Female directors are welcomed to the leadership program designed to enhance their effectiveness in making boards more progressive.

June 12, 2024

Advisory boards have effectively provided strategic advice, solutions, real-life experiences, and networks, helping organizations improve development outcomes, achieve their purpose, and enhance performance. However, these spaces have also been found to be exclusionary. Studies have revealed that, on average, women held just under 20% of board seats over almost 12 years. However, evidence suggests that diversified boards stimulate innovation and produce a wider range of solutions, enabling organizations to thrive better in complex environments. 

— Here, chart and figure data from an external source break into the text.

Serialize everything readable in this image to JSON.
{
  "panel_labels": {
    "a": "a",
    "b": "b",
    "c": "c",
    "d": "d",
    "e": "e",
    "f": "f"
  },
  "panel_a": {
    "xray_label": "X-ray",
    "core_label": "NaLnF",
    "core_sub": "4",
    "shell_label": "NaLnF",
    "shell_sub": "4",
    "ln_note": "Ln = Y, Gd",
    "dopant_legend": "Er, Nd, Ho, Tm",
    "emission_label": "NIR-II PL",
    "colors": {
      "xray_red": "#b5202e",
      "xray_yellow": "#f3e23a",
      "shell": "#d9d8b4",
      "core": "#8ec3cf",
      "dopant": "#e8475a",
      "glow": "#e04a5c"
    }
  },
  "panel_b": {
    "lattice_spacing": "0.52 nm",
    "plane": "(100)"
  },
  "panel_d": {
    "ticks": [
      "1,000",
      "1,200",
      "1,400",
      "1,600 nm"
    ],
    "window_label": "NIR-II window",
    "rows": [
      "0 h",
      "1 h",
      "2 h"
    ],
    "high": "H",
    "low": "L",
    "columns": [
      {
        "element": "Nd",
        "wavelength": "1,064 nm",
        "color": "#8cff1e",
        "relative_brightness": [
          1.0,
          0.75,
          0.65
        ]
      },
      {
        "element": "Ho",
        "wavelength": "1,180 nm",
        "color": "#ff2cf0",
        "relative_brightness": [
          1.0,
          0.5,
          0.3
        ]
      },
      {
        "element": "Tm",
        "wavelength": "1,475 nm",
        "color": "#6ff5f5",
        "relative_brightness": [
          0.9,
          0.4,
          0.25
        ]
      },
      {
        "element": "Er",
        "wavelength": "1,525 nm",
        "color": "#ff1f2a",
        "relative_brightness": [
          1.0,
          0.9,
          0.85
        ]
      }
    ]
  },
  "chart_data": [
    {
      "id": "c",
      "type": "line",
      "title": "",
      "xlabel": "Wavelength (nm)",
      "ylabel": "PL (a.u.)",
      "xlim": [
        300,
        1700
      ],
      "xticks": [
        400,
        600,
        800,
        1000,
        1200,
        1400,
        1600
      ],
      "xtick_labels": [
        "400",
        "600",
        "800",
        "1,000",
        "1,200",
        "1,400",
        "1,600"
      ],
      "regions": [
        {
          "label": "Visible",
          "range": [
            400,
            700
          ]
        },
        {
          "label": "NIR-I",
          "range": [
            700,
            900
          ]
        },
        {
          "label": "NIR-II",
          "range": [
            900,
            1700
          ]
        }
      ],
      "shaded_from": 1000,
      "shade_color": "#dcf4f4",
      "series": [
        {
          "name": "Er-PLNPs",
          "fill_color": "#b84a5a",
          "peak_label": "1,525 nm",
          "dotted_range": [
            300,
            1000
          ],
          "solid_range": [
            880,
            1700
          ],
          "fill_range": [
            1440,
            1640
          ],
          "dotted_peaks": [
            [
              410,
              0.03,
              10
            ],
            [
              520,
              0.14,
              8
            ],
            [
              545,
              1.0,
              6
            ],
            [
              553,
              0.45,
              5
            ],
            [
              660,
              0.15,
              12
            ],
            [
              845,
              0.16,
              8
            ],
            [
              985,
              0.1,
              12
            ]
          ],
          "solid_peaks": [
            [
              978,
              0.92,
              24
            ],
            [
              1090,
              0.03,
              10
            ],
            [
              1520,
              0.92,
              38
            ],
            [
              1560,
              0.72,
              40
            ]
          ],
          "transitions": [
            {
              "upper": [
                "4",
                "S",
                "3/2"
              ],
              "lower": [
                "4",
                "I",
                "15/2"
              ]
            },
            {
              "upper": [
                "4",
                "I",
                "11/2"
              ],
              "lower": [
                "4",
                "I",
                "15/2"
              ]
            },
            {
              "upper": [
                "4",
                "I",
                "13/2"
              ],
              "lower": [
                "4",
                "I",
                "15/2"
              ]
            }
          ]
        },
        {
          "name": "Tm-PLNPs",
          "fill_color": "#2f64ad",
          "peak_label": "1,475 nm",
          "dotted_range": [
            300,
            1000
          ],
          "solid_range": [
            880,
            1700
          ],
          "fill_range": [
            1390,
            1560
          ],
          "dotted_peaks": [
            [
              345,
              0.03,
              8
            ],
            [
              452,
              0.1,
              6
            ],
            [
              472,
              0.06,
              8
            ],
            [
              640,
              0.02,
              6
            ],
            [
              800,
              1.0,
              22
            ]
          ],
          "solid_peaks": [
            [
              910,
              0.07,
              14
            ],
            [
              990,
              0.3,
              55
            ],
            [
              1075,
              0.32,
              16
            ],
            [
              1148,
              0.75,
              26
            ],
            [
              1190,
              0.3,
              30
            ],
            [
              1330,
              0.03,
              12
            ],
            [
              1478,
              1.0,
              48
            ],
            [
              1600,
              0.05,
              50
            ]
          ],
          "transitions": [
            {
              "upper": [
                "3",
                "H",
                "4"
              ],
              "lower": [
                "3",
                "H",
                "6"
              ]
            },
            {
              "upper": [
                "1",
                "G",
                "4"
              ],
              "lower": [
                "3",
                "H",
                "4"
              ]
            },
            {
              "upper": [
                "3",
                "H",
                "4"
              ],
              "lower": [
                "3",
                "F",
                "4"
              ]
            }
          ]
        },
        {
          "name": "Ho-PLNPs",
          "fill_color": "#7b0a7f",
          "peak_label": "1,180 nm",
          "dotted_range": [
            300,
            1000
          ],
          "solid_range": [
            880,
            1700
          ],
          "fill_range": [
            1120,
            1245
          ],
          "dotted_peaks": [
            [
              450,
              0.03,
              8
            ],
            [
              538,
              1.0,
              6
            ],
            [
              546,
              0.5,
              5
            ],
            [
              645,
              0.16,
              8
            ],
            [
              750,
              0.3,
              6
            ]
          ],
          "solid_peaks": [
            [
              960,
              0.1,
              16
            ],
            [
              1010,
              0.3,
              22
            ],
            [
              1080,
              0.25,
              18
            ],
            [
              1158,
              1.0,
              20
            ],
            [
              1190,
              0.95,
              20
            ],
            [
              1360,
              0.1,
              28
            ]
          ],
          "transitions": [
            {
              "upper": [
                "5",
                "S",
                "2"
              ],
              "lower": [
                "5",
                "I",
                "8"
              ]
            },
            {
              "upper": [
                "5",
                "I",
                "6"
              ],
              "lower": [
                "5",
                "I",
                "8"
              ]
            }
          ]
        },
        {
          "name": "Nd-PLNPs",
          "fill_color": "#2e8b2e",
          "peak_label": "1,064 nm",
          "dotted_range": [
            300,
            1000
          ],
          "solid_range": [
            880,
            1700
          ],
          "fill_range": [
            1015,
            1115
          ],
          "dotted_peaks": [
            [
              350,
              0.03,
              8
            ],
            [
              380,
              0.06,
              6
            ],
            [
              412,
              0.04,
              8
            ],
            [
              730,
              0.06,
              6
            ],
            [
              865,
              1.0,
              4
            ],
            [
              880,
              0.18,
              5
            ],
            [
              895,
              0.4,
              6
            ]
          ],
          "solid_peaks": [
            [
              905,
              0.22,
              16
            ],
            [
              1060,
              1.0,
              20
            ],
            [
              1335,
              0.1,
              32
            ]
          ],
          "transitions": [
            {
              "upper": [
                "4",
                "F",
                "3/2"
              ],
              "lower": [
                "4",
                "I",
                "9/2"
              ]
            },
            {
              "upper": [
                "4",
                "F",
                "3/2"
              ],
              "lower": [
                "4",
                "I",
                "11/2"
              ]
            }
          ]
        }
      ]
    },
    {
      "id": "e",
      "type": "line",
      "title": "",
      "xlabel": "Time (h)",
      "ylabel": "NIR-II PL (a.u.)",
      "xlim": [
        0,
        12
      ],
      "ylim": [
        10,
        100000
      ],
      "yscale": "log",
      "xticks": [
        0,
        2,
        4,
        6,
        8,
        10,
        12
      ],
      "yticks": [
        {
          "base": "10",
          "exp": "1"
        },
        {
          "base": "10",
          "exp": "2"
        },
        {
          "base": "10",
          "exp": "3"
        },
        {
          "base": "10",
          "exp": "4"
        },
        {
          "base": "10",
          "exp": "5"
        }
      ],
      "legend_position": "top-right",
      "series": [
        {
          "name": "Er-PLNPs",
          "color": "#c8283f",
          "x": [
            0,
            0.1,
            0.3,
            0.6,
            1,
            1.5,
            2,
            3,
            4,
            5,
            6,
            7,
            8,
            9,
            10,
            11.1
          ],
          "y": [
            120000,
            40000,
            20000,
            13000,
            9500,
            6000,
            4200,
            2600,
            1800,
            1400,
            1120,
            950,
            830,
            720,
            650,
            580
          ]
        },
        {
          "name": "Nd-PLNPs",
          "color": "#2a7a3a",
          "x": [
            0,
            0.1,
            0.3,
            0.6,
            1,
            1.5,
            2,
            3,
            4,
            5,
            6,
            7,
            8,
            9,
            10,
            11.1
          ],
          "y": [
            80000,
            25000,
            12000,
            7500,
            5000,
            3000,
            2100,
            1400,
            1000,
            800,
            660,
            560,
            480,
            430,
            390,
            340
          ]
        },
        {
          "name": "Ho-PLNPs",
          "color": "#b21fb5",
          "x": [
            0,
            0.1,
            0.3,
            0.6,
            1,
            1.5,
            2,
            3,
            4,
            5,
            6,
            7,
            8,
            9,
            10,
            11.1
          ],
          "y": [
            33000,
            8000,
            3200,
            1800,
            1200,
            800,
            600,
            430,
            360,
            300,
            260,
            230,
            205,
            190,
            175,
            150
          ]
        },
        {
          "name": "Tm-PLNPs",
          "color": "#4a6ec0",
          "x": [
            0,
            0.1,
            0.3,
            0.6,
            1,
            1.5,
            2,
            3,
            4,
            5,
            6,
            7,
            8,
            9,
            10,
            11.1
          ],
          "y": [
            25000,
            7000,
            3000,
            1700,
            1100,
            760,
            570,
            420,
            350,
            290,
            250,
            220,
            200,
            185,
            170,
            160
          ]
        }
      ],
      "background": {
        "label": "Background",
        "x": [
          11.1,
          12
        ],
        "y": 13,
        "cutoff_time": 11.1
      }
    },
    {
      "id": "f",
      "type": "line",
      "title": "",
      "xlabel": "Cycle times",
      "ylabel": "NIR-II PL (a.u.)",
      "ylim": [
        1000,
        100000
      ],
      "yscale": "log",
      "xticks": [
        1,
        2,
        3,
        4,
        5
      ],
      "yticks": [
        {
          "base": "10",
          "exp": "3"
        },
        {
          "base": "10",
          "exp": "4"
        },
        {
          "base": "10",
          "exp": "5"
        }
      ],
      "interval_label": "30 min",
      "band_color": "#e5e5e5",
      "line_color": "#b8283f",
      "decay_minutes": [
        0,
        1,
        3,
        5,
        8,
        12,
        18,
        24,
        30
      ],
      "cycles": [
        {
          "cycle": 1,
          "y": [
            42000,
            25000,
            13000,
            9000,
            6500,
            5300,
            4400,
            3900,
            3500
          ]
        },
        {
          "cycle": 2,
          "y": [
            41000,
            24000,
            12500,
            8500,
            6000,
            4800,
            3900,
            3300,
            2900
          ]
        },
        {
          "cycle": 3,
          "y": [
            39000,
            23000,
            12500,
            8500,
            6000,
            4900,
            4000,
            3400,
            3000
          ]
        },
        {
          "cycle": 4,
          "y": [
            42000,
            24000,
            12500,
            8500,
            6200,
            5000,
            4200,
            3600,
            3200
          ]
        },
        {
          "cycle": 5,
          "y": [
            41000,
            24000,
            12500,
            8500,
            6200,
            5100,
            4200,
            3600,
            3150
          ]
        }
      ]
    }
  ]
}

For this reason, the Nairobi Center continues to forge strategic partnerships with institutions such as LeadWomen Sdn Bhd and Women on Boards Kenya to bridge gender parity on boards through the Global Women on Board (GWOB) Leadership program. Now in its 5th year, this unique program offers a transformative six-month journey for women directors. The 5th cohort, comprising 17 women from India (2), Kenya (8), Malaysia (5), Puerto Rico (1), and Singapore(1), will explore corporate governance, financial management, and the board's role in strategy and risk. Guided by experienced mentors, they will gain a deeper understanding of board dynamics and emerge as stronger, more confident board members.

Dr. Patti Ippoliti -  Columbia SPS

The program's culmination was a keynote presentation by Columbia's SPS, Dr. Patti Ippoliti, who illuminated more on 'Building Board of Directors Who Inspire Organizational Success.' As they began their new journey, Dr. Ippoliti congratulated the participants and encouraged them to pursue the program, as it will enable them to fill the gap of mentors lacking among the younger generation. She also shared her reflection on what she believed was the purpose of a board of directors and observations on why boards succeed or fail. Still, strikingly, she shared critical pointers on what one needs to be mindful of before joining a board, including:

  1. What experience does one bring to the board?
  2. What are the current financial/needs of the organization?
  3. What are the accomplishments and reputations of the other board members?
  4. What has been the board's sensitivity and tolerance to differing views?

These reflections sparked interest among the participants, who inquired about resolving board decisions made after hours without all members and common unresolved board issues. The GWOB program was designed to tackle such hurdles. Through the program, participants will gain insights and real-life experiences in dealing with these situations, enhancing their effectiveness in making boards more progressive.